Date Joined Oct 2006
Total Posts : 27
   Posted 2/7/2007 5:17 PM (GMT -7)   

Bloom, I am 22 and I have had OCD, depression, and anxiety since I was 11. I am currently going through EXACTLY what you are. I worry about the future and dying. I feel like im getting older too fast. I dont count or touch things like I used to with the OCD but I still have some rituals and ticks. I've been on paxil for a long time for the OCD and things have been much better.

However in the last 5-6 monts i have been getting terrible anxiety. I dropped out of college and now i just work full time. My days are contantly plagued by all these fears and thoughts. Thoughts of going crazy...losing control...anxiety about anxiety, depression about anxiety, lonliness because I don't socialize 1/10th of what I used to. I always feel like i'm not percieving the world the way I'm supposed to...and sometimes I feel unreal and freaked out. I take xanax for that but even when im not having an anxiety or panic attack i am still thinking about it all the time.

Take care and keep posting


Aussieangel
Veteran Member


Date Joined Sep 2006
Total Posts : 510
   Posted 2/7/2007 8:31 PM (GMT -7)   
I have depression, anxiety and OCD. My mind likes to move them around to keep me stressed, though lately all 3 have been at it together.

I remember watching my mum as a child checking and rechecking things, I learnt a bit off her and the genes of course.

I wish you well, have you found a good therapist to help you yet?

bloomingskyee
New Member


Date Joined Mar 2006
Total Posts : 6
   Posted 2/8/2007 8:44 AM (GMT -7)   
I have seen so many therapist and doctors its not even funny. the meds will work for awhile then stop working, then ill get on another med and the side effects will be bad or it does the same thing works then stops. My mom, brothers, and dad dont have ocd at all. some of my cousins do but the one that does is very successful and can cope with it. I never been good with coping. I have never kept a job, i always end up quitting because my ocd gets extreme but im trying to start school and im worried i wont stick with it, but I promised everyone I'd do it because its the last time my mom said she would help me out because i dont have any income to pay for college and eeryone doubts me. I need to do it because im home all day and it just makes my ocd go crazy.  lately my anxiety gets really bad and everything seems like an illusion and I just feel like something  is wrong and I cant stop my heart from racing.
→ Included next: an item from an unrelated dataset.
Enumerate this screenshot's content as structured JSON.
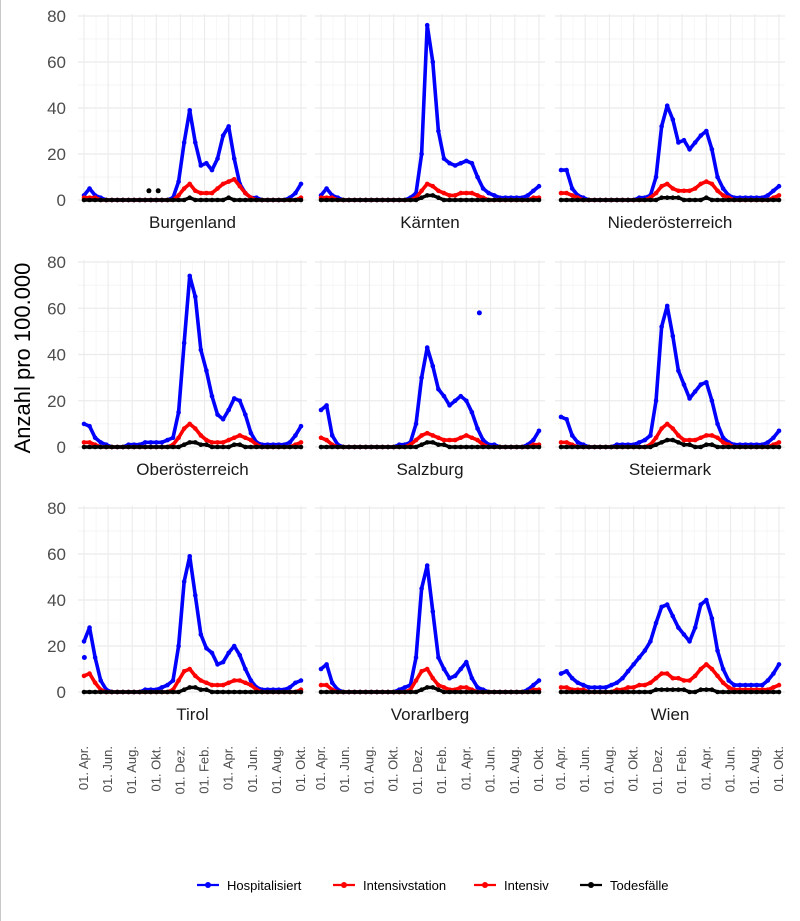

I never socialize with people. people have said Im weird and I think people are always staring at me and think negative things about me. I kind of live in my own fantasy world most of the time as a means of escape. ocd doesnt make sense. whats the purpose in being scared all the time? My boyfriend doesnt understand and i cant talk about my fears and what im afraid of because guess what that's ocd too, to  tell anyone my deepest fears in fear that that will do something. ocd to me to me is like being naked all the time. You feel vunerable to everything and u feel unprotected and that people can see right through u and judge you on all your flaws and faults. You cant escape from yourself at all, its like another person, like a demon that torments you and never leaves u alone. well that might seem extreme but thats what its like for me.